First time posting here….my wife and I have been together for over 11 years and have been married for nearly 7 years and have two amazing kids. My wife is an amazing mum and I’m honestly so grateful for all that she does for us all. I’ve always had a higher sex-drive than my wife, but recently I’ve been feeling a bit frustrated as our sex life is virtually nonexistent. Think we’ve had sex twice in the past year and the past couple of times that I’ve tried to initiate it she’s either made excuses or, like the last time, tells me that she’s doesn’t find herself getting turned on anymore. She says she still loves me and finds me attractive but it’s difficult going to bed every night knowing that she has not interest in sex. I’ve tried to do different things to reignite our sex life but they haven’t worked. She ended up being really annoyed with me once after I bought her some lingerie (which I’d spent ages picking out so it wasn’t too provocative and genuinely thought she’d like it) so that’s a no-go area. I’m happy to do absolutely anything she wants to do and have no issue talking about sex, but she really doesn’t like to talk about it and got upset when we’ve spoken about it previously.
It was my 40th birthday a few days ago (hence the username) and we went out for the day, which was our first date for months. It was lovely but I’d previously mentioned about staying overnight somewhere, but she didn’t want to as our daughter had a dance class the other day. That is absolutely fine as ordinarily I wouldn’t want her to miss something she enjoys, but I thought it would be fine this once since we never get a night away just the two of us.
I don’t know if I’m overthinking this a bit much but just looking for some outside opinions as I don’t really like the idea of spending my life in a sexless marriage.

Thanks in advance!

If you hve to ask there is absolutely no way you are capable of fixing it.

FullLondonEye · 12/01/2026 19:35

What they've all said 👆.

Also, take a look at the current thread about a gift the recipient has to pay to use. The husband all smug thinking he's done a great job at Christmas presents, versus all the women on the thread calling him a lazy, selfish bastard. Illustrates very clearly the different perspective men and women are coming from.

RunnerMummy18 · 12/01/2026 19:36

Buying her underwear is actually just giving her another job/chore to do - it’s asking her to perform and telling her to feel pretty, which I imagine is hard if she’s exhausted. Do you wait until you go to bed to try and start things? Once she’s in bed - she’s switching off for the day and probably just wants sleep.
You could try and have some intimate time with her as soon as the kids have gone to bed. Start with just a big cuddle and a kiss, and each night just add a little more. Make her feel sexy but without needing to have sex, if that makes sense

Lolalady · 12/01/2026 19:41

One thing my friends and I used to say when we all had young families etc was we wished our husbands would give us a hug or a cuddle now and again without it being a preamble to sex!

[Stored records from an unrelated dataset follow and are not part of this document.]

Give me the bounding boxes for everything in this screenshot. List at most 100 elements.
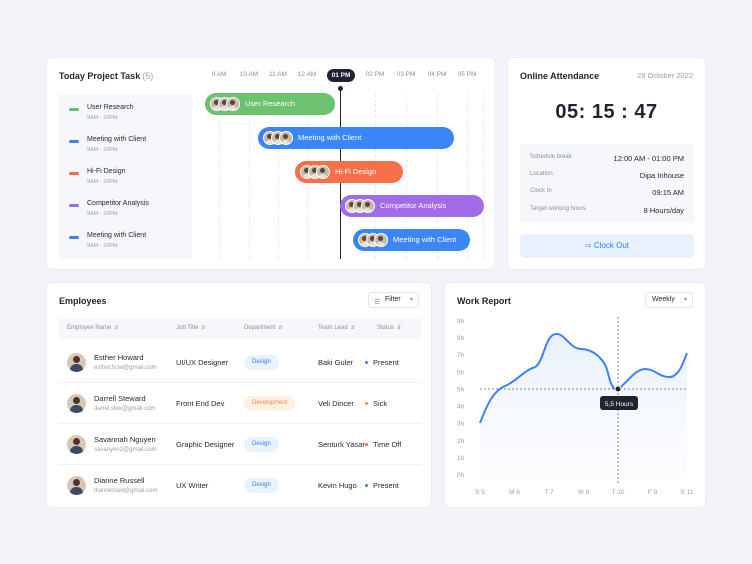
employee-name: Esther Howard [94, 353, 144, 362]
task-time: 9AM - 10PM [87, 179, 118, 185]
y-tick-label: 0h [457, 472, 465, 479]
filter-button[interactable]: ☰ Filter ▾ [368, 292, 419, 308]
status-dot [365, 484, 368, 487]
tooltip-box [600, 396, 638, 410]
col-status[interactable]: Status ⇵ [377, 325, 402, 331]
status-badge: Sick [365, 399, 387, 408]
avatar [67, 476, 86, 495]
tooltip-text: 5,5 Hours [605, 401, 634, 408]
task-color-dot [69, 236, 79, 239]
work-report-card: Work Report Weekly ▾ 9h 8h 7h 6h 5h 4h 3h 2h 1h 0… [444, 282, 706, 508]
attendance-card: Online Attendance 28 October 2022 05: 15… [507, 57, 706, 270]
avatar [67, 394, 86, 413]
gantt-bar-label: Hi-Fi Design [335, 167, 377, 176]
task-name: Hi-Fi Design [87, 168, 126, 175]
table-row[interactable]: Esther Howard esther.how@gmail.com UI/UX… [59, 343, 421, 383]
attendance-clock: 05: 15 : 47 [555, 101, 658, 123]
y-tick-label: 9h [457, 318, 465, 325]
time-label-12am: 12 AM [297, 71, 317, 78]
x-tick-label: T 10 [612, 489, 625, 496]
gantt-bar-meeting-client[interactable]: Meeting with Client [258, 127, 454, 149]
employee-email: darrel.stwr@gmail.com [94, 406, 156, 412]
time-label-11am: 11 AM [269, 71, 287, 78]
employee-email: esther.how@gmail.com [94, 365, 157, 371]
attendance-key: Clock In [530, 188, 552, 194]
attendance-title: Online Attendance [520, 71, 600, 81]
avatar [316, 165, 330, 179]
y-tick-label: 7h [457, 352, 465, 359]
table-header: Employee Name ⇵ Job Title ⇵ Department ⇵ Te… [59, 318, 421, 339]
gantt-bar-meeting-client-2[interactable]: Meeting with Client [353, 229, 470, 251]
table-row[interactable]: Darrell Steward darrel.stwr@gmail.com Fr… [59, 384, 421, 424]
department-badge: Design [244, 437, 279, 452]
y-tick-label: 5h [457, 386, 465, 393]
status-dot [365, 402, 368, 405]
gantt-bar-user-research[interactable]: User Research [205, 93, 335, 115]
gantt-bar-label: User Research [245, 99, 296, 108]
avatar [226, 97, 240, 111]
work-report-chart: 9h 8h 7h 6h 5h 4h 3h 2h 1h 0h S 5 M 6 T 7 W 8 T 10 F 9… [457, 317, 694, 496]
task-color-dot [69, 140, 79, 143]
highlight-point[interactable] [614, 385, 622, 393]
attendance-details: Schedule break 12:00 AM - 01:00 PM Locat… [520, 144, 694, 223]
chevron-down-icon: ▾ [683, 297, 687, 303]
time-label-01pm-active[interactable]: 01 PM [327, 69, 355, 82]
attendance-key: Location [530, 171, 553, 177]
grid-line [278, 94, 279, 259]
employees-title: Employees [59, 296, 107, 306]
grid-line [437, 94, 438, 259]
clock-out-button[interactable]: ⇨ Clock Out [520, 234, 694, 258]
job-title: UI/UX Designer [176, 358, 229, 367]
job-title: Graphic Designer [176, 440, 235, 449]
y-tick-label: 4h [457, 404, 465, 411]
employee-name: Dianne Russell [94, 476, 145, 485]
employee-name: Darrell Steward [94, 394, 146, 403]
avatar [67, 353, 86, 372]
sort-icon: ⇵ [201, 325, 206, 331]
task-time: 9AM - 10PM [87, 115, 118, 121]
col-department[interactable]: Department ⇵ [244, 325, 283, 331]
col-job-title[interactable]: Job Title ⇵ [176, 325, 206, 331]
x-tick-label: S 5 [475, 489, 485, 496]
job-title: UX Writer [176, 481, 209, 490]
gantt-bar-competitor-analysis[interactable]: Competitor Analysis [340, 195, 484, 217]
time-label-05pm: 05 PM [457, 71, 477, 78]
time-label-03pm: 03 PM [396, 71, 416, 78]
time-label-04pm: 04 PM [427, 71, 447, 78]
task-time: 9AM - 10PM [87, 243, 118, 249]
table-row[interactable]: Dianne Russell diannessell@gmail.com UX … [59, 466, 421, 506]
status-dot [365, 443, 368, 446]
current-time-dot [338, 86, 343, 91]
attendance-value: Dipa Inhouse [639, 171, 684, 180]
employees-card: Employees ☰ Filter ▾ Employee Name ⇵ Job … [46, 282, 432, 508]
team-lead: Kevin Hugo [318, 481, 357, 490]
y-tick-label: 6h [457, 369, 465, 376]
table-row[interactable]: Savannah Nguyen savanyen2@gmail.com Grap… [59, 425, 421, 465]
task-color-dot [69, 172, 79, 175]
gantt-bar-hifi-design[interactable]: Hi-Fi Design [295, 161, 403, 183]
attendance-key: Target working hours [530, 206, 586, 212]
chevron-down-icon: ▾ [409, 297, 413, 303]
y-tick-label: 3h [457, 421, 465, 428]
clock-out-label: Clock Out [593, 241, 630, 250]
grid-line [219, 94, 220, 259]
period-select[interactable]: Weekly ▾ [645, 292, 693, 308]
attendance-key: Schedule break [530, 154, 572, 160]
status-badge: Present [365, 481, 399, 490]
task-color-dot [69, 204, 79, 207]
task-name: Meeting with Client [87, 232, 147, 239]
task-time: 9AM - 10PM [87, 147, 118, 153]
task-name: Competitor Analysis [87, 200, 149, 207]
area-fill [480, 333, 687, 479]
team-lead: Senturk Yasar [318, 440, 365, 449]
sort-icon: ⇵ [114, 325, 119, 331]
sort-icon: ⇵ [350, 325, 355, 331]
col-employee-name[interactable]: Employee Name ⇵ [67, 325, 119, 331]
avatar [374, 233, 388, 247]
period-label: Weekly [652, 296, 675, 303]
gantt-bar-label: Competitor Analysis [380, 201, 447, 210]
task-name: Meeting with Client [87, 136, 147, 143]
x-tick-label: F 9 [648, 489, 658, 496]
project-count: (5) [142, 71, 154, 81]
col-team-lead[interactable]: Team Lead ⇵ [318, 325, 355, 331]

Buying nice lingerie. Your wife will know exactly why and that’s a turn off!
Show your wife some love and affection. Do nice things for her and give her a break without expecting a reward. Remember women are wired differently to men!

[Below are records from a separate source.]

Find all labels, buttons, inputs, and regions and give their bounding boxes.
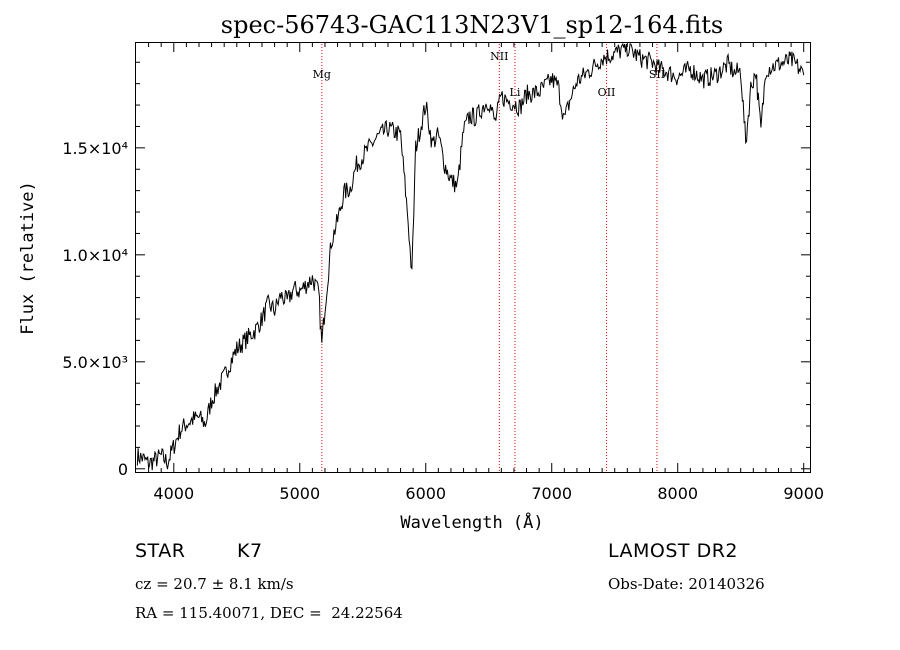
y-tick-label: 0 [118,460,128,479]
object-class: STAR [135,540,186,562]
spectral-subclass: K7 [237,540,263,562]
chart-title: spec-56743-GAC113N23V1_sp12-164.fits [221,11,723,39]
x-tick-label: 6000 [405,484,446,503]
spectral-line-markers: Mg NII Li OII SII [313,44,665,471]
observation-date: Obs-Date: 20140326 [608,575,765,593]
plot-frame [135,42,811,473]
redshift-cz: cz = 20.7 ± 8.1 km/s [135,575,294,593]
line-marker-label: SII [649,68,665,81]
x-tick-label: 5000 [279,484,320,503]
line-marker-label: Mg [313,68,331,81]
line-marker-label: NII [490,50,508,63]
line-marker-label: OII [598,86,616,99]
x-tick-label: 8000 [657,484,698,503]
y-axis: 0 5.0×10³ 1.0×10⁴ 1.5×10⁴ [62,61,810,479]
x-tick-label: 4000 [153,484,194,503]
y-axis-label: Flux (relative) [18,181,38,335]
line-marker-label: Li [510,86,521,99]
y-tick-label: 1.0×10⁴ [62,246,128,265]
spectrum-series [136,42,805,471]
spectrum-line [136,42,805,471]
x-tick-label: 9000 [783,484,824,503]
x-tick-label: 7000 [531,484,572,503]
coordinates: RA = 115.40071, DEC = 24.22564 [135,604,403,622]
x-axis: 4000 5000 6000 7000 8000 9000 [148,43,824,503]
y-tick-label: 1.5×10⁴ [62,139,128,158]
x-axis-label: Wavelength (Å) [400,511,543,533]
y-tick-label: 5.0×10³ [62,353,128,372]
survey-name: LAMOST DR2 [608,540,738,562]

Cakeandcardio · 12/01/2026 19:42

How many dinners have you planned, bought for and made this week? How often have you hoovered? Changed the bed? Organised school uniform?....

Luckyingame · 12/01/2026 19:44

vodkaredbullgirl · 12/01/2026 00:12

The weekly my wife doesn't want sex thread.

Exactly.

OP, you used the word sex seven times.
Tut, tut.
🙄

vodkaredbullgirl · 12/01/2026 21:35

OP if you are watching, hope you are taking on board what posters are saying.

CRD67 · 12/01/2026 23:10

vodkaredbullgirl · 12/01/2026 00:12

The weekly my wife doesn't want sex thread.

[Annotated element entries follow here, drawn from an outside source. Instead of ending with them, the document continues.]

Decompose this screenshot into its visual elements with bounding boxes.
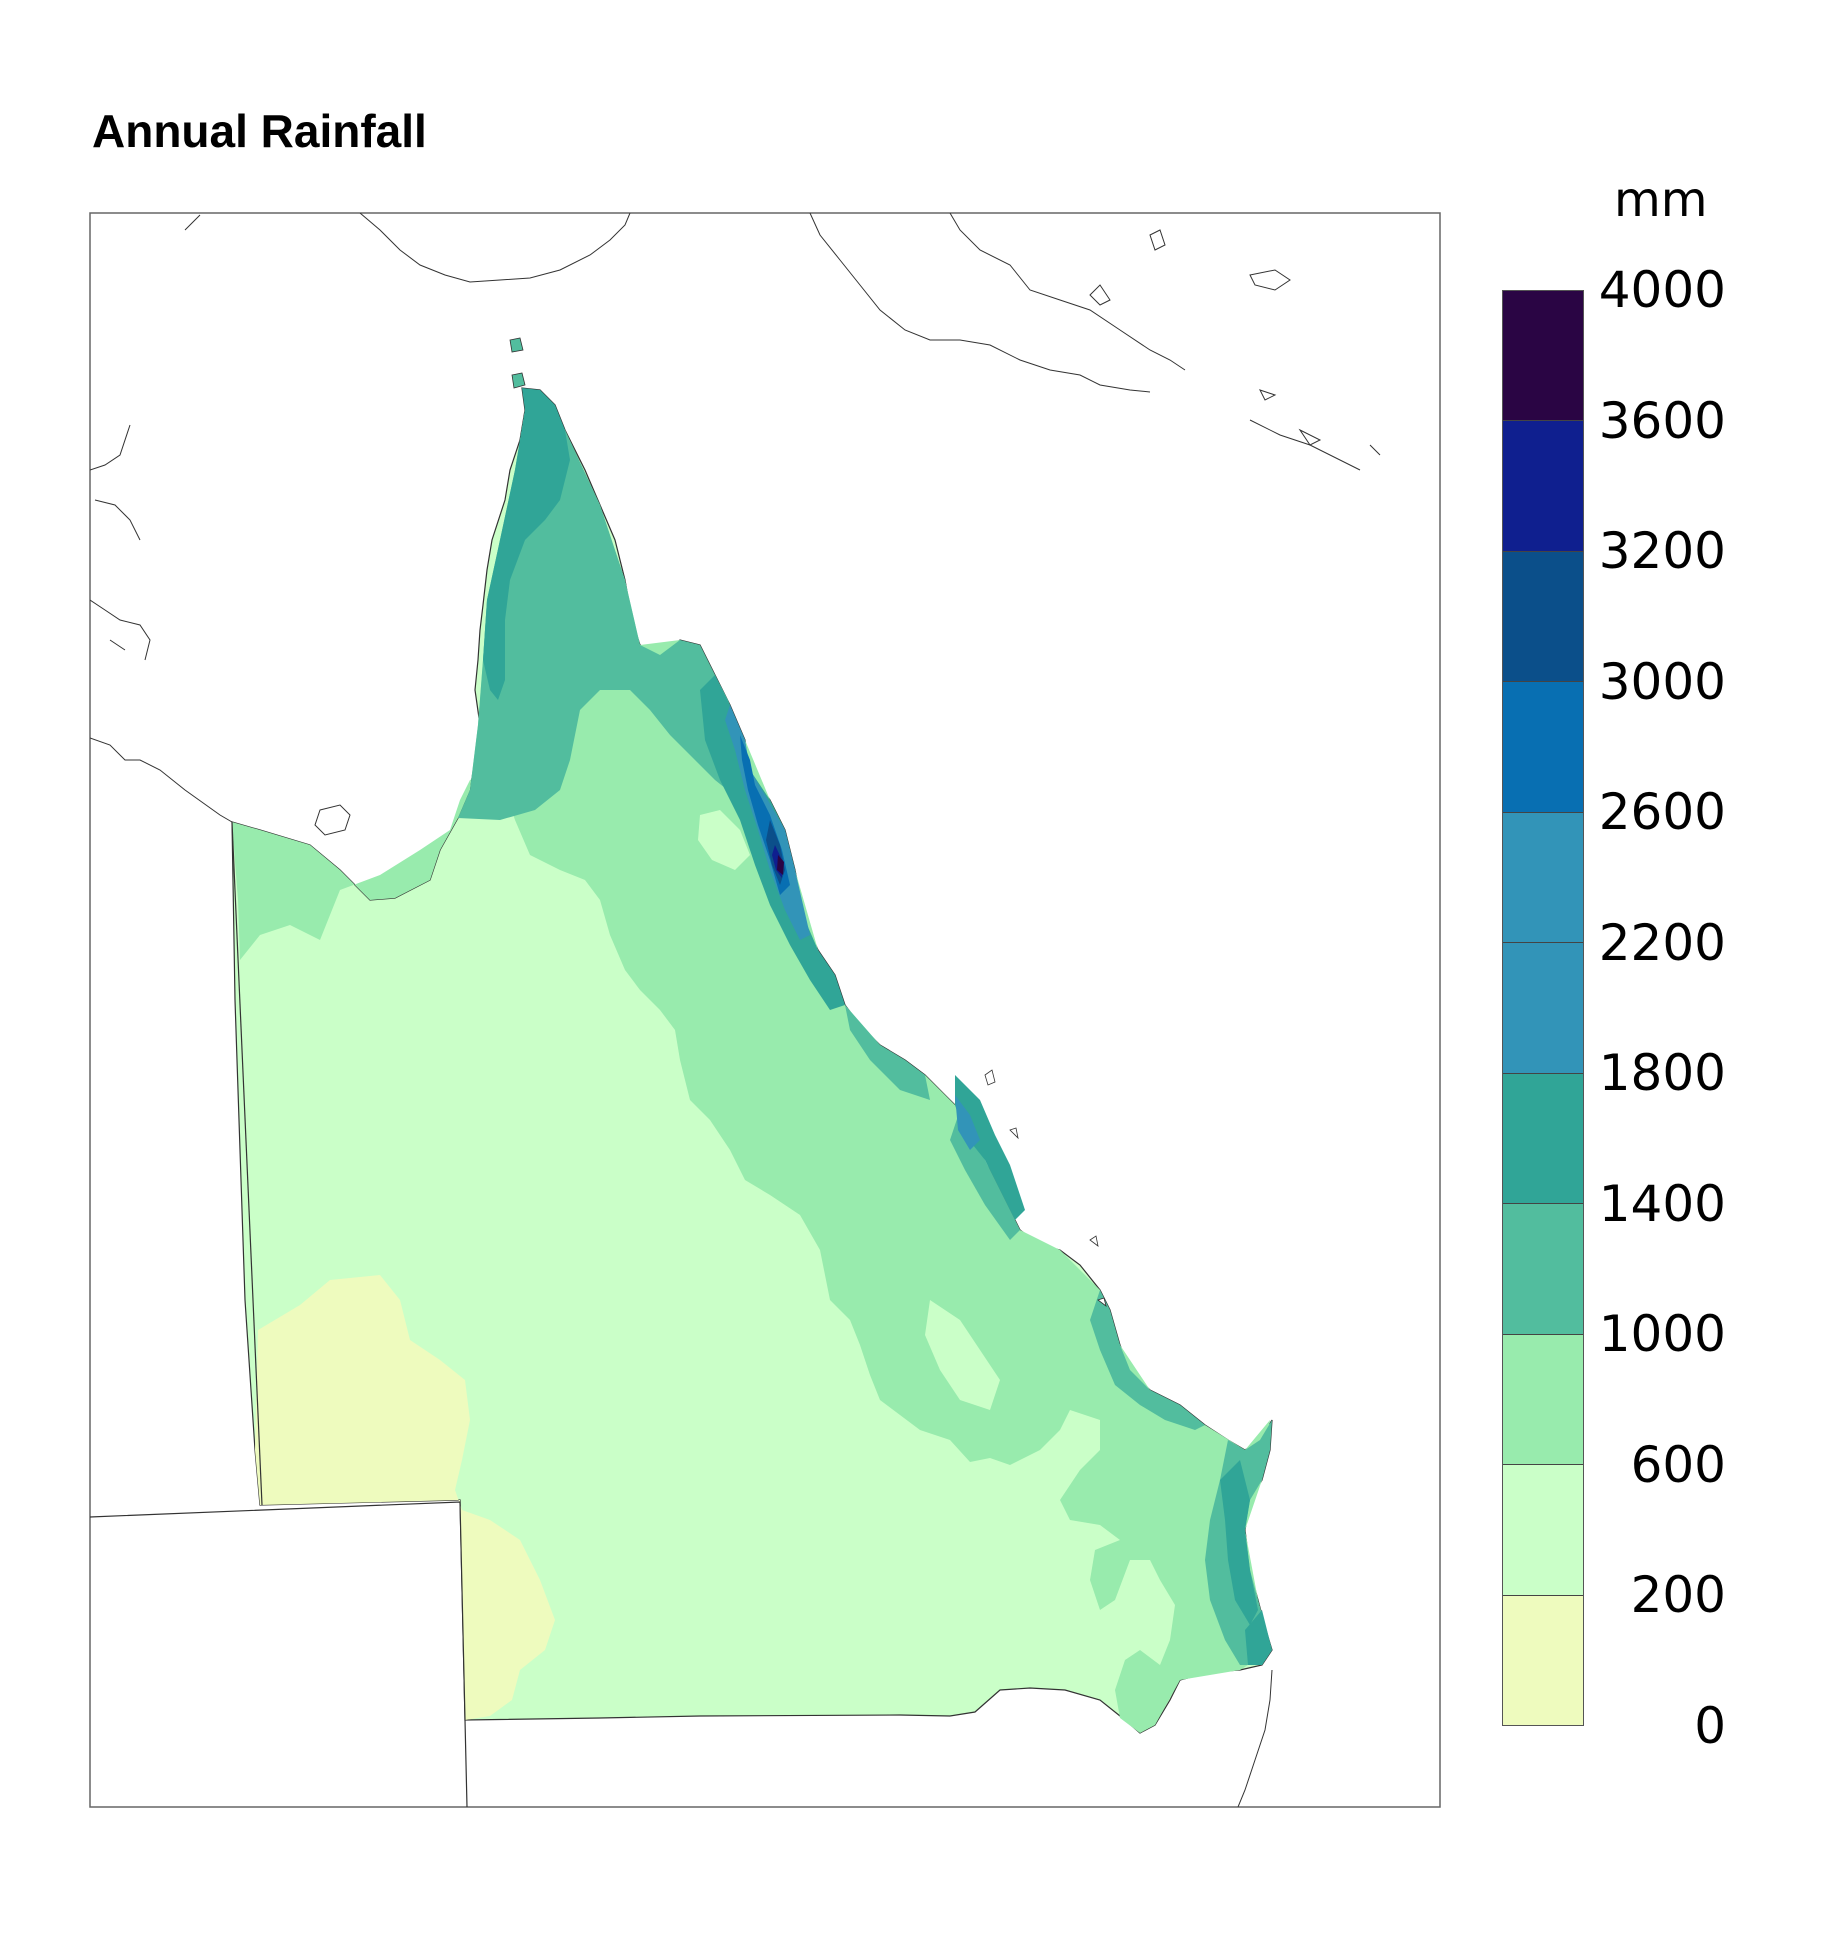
legend-tick-label: 1000	[1598, 1305, 1726, 1364]
legend-tick-label: 3200	[1598, 522, 1726, 581]
nsw-coastline	[1237, 1669, 1273, 1807]
legend-swatch	[1503, 1465, 1583, 1596]
nt-islands	[90, 424, 151, 661]
legend-swatch	[1503, 291, 1583, 422]
state-border-west	[231, 821, 263, 1506]
legend-tick-label: 2200	[1598, 913, 1726, 972]
legend-tick-label: 1800	[1598, 1044, 1726, 1103]
region-1400-1800-gc	[1245, 1610, 1272, 1665]
legend-unit: mm	[1614, 172, 1708, 228]
torres-strait-islands	[509, 337, 526, 389]
region-1000-1400-coast-mid	[845, 1005, 930, 1100]
legend-swatch	[1503, 1595, 1583, 1725]
region-1400-1800-fraser	[1220, 1460, 1258, 1625]
legend-swatch	[1503, 421, 1583, 552]
legend-swatch	[1503, 682, 1583, 813]
legend-tick-label: 3000	[1598, 652, 1726, 711]
gulf-coastline	[90, 737, 233, 823]
region-1400-1800-mackay	[955, 1075, 1025, 1220]
png-islands	[1089, 229, 1322, 446]
legend-tick-label: 200	[1630, 1566, 1726, 1625]
legend-tick-label: 1400	[1598, 1174, 1726, 1233]
legend-colorbar	[1502, 290, 1584, 1726]
state-border-south	[90, 1501, 468, 1807]
legend-tick-label: 0	[1694, 1697, 1726, 1755]
legend-swatch	[1503, 943, 1583, 1074]
groote-island	[314, 804, 351, 836]
legend-tick-label: 3600	[1598, 391, 1726, 450]
region-0-200	[255, 1275, 555, 1720]
legend-swatch	[1503, 1334, 1583, 1466]
region-1400-1800-capeyork	[483, 388, 570, 700]
region-1800-2600-mackay	[955, 1095, 980, 1150]
region-200-600-inland-2	[925, 1300, 1000, 1410]
region-200-600-inland	[698, 810, 750, 870]
legend-swatch	[1503, 1204, 1583, 1335]
png-coastline	[184, 213, 1381, 471]
legend-tick-label: 4000	[1598, 261, 1726, 319]
region-1000-1400-coast-south	[1090, 1290, 1205, 1430]
legend-swatch	[1503, 1073, 1583, 1205]
legend-swatch	[1503, 551, 1583, 683]
legend-swatch	[1503, 812, 1583, 944]
legend-tick-label: 2600	[1598, 783, 1726, 842]
map-title: Annual Rainfall	[92, 105, 427, 157]
region-3600-4000	[777, 855, 784, 875]
legend-tick-label: 600	[1630, 1435, 1726, 1494]
reef-islands	[984, 1069, 1107, 1307]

What a miserable relationship you must have

vodkaredbullgirl · 12/01/2026 23:58

CRD67 · 12/01/2026 23:10

What a miserable relationship you must have

What me?

Migrainedays · 13/01/2026 01:12

vodkaredbullgirl · 12/01/2026 00:12

The weekly my wife doesn't want sex thread.

I read the same about women on here alot more.
My husband dont want sex anymore MN replies LTB lifes to short.

Whats the difference if a man asks the same thing.